Povey has two potential lawsuits: certainly one against the university that fired him, and possibly one against facebook.

    It seems irregular for a large company to attempt to get into the details of a firing at another company. This seems “special” because he could offend the snowflakes that work at FB.

    Since his political views were not in question here, I think Cultural Revolution 2.0 is in full swing.

    He had no tenure, so what would he sue the university for? And what case could he possibly have against facebook? Are you claiming they have no right to impose such conditions even on existing employees, let alone on new hires?!

JusticeDelivered | August 18, 2019 at 8:16 pm

School administrators need to stop cowering everytime the affirmative crowd screams racism. Grow a pair, call in the stormtroopers to forcibly remove the degenerates.

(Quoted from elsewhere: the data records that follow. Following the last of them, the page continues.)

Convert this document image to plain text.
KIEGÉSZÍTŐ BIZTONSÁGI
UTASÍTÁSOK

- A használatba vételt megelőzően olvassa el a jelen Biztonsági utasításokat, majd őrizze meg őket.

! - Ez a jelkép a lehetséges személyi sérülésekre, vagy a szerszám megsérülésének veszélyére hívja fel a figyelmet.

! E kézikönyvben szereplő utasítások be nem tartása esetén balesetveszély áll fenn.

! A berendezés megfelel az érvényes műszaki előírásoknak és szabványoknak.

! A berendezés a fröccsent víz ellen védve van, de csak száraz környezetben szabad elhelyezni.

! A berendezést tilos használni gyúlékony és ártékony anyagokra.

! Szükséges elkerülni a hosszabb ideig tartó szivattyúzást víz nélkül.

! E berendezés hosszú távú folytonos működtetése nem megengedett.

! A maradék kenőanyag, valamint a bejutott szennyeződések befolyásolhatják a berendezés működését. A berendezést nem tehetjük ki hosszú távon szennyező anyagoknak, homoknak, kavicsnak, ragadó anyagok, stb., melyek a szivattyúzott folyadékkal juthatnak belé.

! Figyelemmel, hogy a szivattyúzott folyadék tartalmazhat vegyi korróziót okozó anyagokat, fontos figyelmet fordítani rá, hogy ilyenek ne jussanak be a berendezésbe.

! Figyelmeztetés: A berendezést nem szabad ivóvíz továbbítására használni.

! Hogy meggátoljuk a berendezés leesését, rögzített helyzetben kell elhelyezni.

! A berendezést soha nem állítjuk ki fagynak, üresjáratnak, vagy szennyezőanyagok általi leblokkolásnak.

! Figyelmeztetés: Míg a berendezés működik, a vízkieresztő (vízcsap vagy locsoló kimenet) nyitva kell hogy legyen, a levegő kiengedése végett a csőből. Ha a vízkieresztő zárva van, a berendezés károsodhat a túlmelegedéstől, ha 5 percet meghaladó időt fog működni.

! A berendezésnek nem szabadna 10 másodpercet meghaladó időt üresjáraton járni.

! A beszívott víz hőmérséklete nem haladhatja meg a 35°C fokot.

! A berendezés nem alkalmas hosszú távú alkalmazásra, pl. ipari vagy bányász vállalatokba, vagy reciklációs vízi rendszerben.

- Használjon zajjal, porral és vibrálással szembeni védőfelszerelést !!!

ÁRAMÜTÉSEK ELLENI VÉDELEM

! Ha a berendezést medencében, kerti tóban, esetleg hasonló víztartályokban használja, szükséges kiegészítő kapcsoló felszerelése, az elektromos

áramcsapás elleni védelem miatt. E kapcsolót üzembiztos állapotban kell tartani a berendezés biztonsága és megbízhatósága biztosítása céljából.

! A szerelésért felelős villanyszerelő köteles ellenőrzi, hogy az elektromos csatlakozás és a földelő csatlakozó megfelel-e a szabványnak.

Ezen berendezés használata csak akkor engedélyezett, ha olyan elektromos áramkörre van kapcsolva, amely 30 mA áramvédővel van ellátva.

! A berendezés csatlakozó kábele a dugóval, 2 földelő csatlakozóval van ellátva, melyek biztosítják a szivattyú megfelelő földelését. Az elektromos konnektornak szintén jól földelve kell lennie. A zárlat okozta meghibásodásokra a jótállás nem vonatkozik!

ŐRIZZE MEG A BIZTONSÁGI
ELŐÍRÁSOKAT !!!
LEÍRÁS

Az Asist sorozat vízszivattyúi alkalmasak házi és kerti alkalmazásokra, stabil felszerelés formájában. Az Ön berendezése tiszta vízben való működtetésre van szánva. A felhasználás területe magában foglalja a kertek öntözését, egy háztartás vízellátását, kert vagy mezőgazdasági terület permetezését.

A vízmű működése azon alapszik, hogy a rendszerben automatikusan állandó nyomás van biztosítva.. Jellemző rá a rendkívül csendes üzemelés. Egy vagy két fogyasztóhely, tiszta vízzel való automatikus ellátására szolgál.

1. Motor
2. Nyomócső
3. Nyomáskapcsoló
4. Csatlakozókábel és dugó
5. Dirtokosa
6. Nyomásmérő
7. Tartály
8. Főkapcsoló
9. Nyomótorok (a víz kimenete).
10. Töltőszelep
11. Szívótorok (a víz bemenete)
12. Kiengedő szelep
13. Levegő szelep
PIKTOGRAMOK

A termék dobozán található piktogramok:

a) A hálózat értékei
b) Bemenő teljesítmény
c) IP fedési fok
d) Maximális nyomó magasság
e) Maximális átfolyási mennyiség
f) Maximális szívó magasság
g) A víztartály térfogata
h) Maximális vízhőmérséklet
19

I have done many things during my working career, one of which was managing a disco. Our seating capacity was 1200, it was common to get some badass who thought he was tough. We had at least six bouncers.

New years eve a guy was smacking the woman with him, he was told to leave, claimed he was a blackbelt. He was escorted out by four bouncers. We had separate in and out doors, with a metal divider. The bouncers were having problems with the guy, and he accidentally got rammed into that divider, after that they had no problems tossing his sorry tail out. The police were waiting and one thanked the bouncers for subduing him. This is the kind of treatment Antifa and other similar kinds of lowlife need to civilize them.

We had a scorched earth litigation policy.

Looks like the leftist mob got to Facebook and top mgt. overrode the department head or whatever who saw a huge opportunity to get a big talent in the door.

Of course Povey could not work under the revised “terms”. But FB did a good thing by trying to hire him. Now a lot of things are obvious about how people feel and about who runs things.

If it’s the obstructing “students” who run things, let them have the whole JHU campus. It’s in and of Baltimore.